Well, the cyclical movement from chaos to order acted as a kind of stop
to the traditional vision of a mover behind a cause.
It seems as if the need to stop unending causality disappeared simply
as out of the absence of thought for what moved the cycle of chaos to
order. What was indeed behind the chaos-order cycle? Was it its
internal causalities, in that case the ultimate mover would remain
solidly entrenched in the observer's psyche? Or was it some kind of
acceptance of the old Chinese philosophic concept of Tao that gradually
found its road in physical and chemistry hypotheses?
Ilya Prigogine the 1977 Belgian Nobel prize laureate of Chemistry
posited that irreversibility and uncertainty are two fundamental
features of our universe. Irreversibility is the property of an event
which makes reverting back to the state before the occurrence of the
event impossible, irreversibility thus implies a movement that goes
forward.
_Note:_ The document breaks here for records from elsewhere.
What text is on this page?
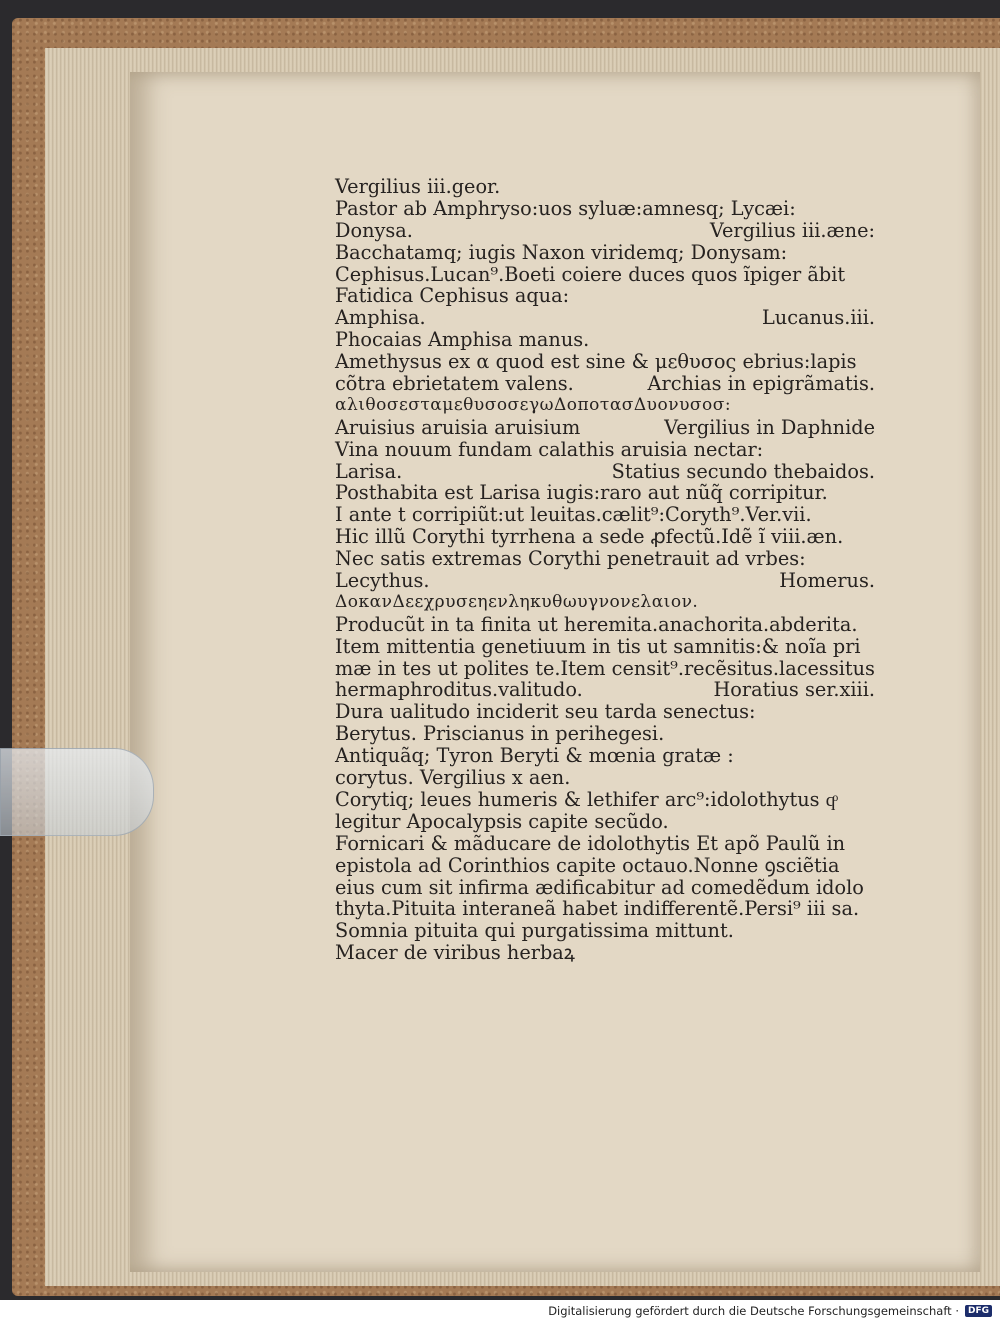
Vergilius iii.geor.
Pastor ab Amphryso:uos syluæ:amnesq; Lycæi:
Donysa.	Vergilius iii.æne:
Bacchatamq; iugis Naxon viridemq; Donysam:
Cephisus.Lucan⁹.Boeti coiere duces quos ĩpiger ãbit
Fatidica Cephisus aqua:
Amphisa.	Lucanus.iii.
Phocaias Amphisa manus.
Amethysus ex α quod est sine & μεθυσος ebrius:lapis
cõtra ebrietatem valens.	Archias in epigrãmatis.
αλιθοσεσταμεθυσοσεγωΔοποτασΔυονυσοσ:
Aruisius aruisia aruisium	Vergilius in Daphnide
Vina nouum fundam calathis aruisia nectar:
Larisa.	Statius secundo thebaidos.
Posthabita est Larisa iugis:raro aut nũq̃ corripitur.
I ante t corripiũt:ut leuitas.cælit⁹:Coryth⁹.Ver.vii.
Hic illũ Corythi tyrrhena a sede ꝓfectũ.Idẽ ĩ viii.æn.
Nec satis extremas Corythi penetrauit ad vrbes:
Lecythus.	Homerus.
ΔοκανΔεεχρυσεηενληκυθωυγνονελαιον.
Producũt in ta finita ut heremita.anachorita.abderita.
Item mittentia genetiuum in tis ut samnitis:& noĩa pri
mæ in tes ut polites te.Item censit⁹.recẽsitus.lacessitus
hermaphroditus.valitudo.	Horatius ser.xiii.
Dura ualitudo inciderit seu tarda senectus:
Berytus. Priscianus in perihegesi.
Antiquãq; Tyron Beryti & mœnia gratæ :
corytus. Vergilius x aen.
Corytiq; leues humeris & lethifer arc⁹:idolothytus qͦ
legitur Apocalypsis capite secũdo.
Fornicari & mãducare de idolothytis Et apõ Paulũ in
epistola ad Corinthios capite octauo.Nonne ꝯsciẽtia
eius cum sit infirma ædificabitur ad comedẽdum idolo
thyta.Pituita interaneã habet indifferentẽ.Persi⁹ iii sa.
Somnia pituita qui purgatissima mittunt.
Macer de viribus herbaꝝ
Digitalisierung gefördert durch die Deutsche Forschungsgemeinschaft ·	DFG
Uncertainty implies that change is not given by a pre-existing
mover but by the reality of the forces on the ground in the system and
their environment at the crucial moment of change. Taken together,
irreversibility and uncertainty lead to the concept of
self-organization.
In Wikipedia self-organization is referred to as a process by which the
internal organization of a system, normally an open system, increases
automatically without being guided or managed by an outside source.
Self-organizing systems typically (though not always) display emergent
properties.
Here we are thus with a definition of reality that corresponds to the
vision that had been formalized some 5/6 thousand years ago or more
into what we call today traditional Chinese philosophy. Scientists came
to the principles of irreversibility and uncertainty by focusing deep
into the internal mechanisms while wise meditating Chinese got a
glimpse of the whole, that there is, which they integrated into the
foundations of the Chinese civilization.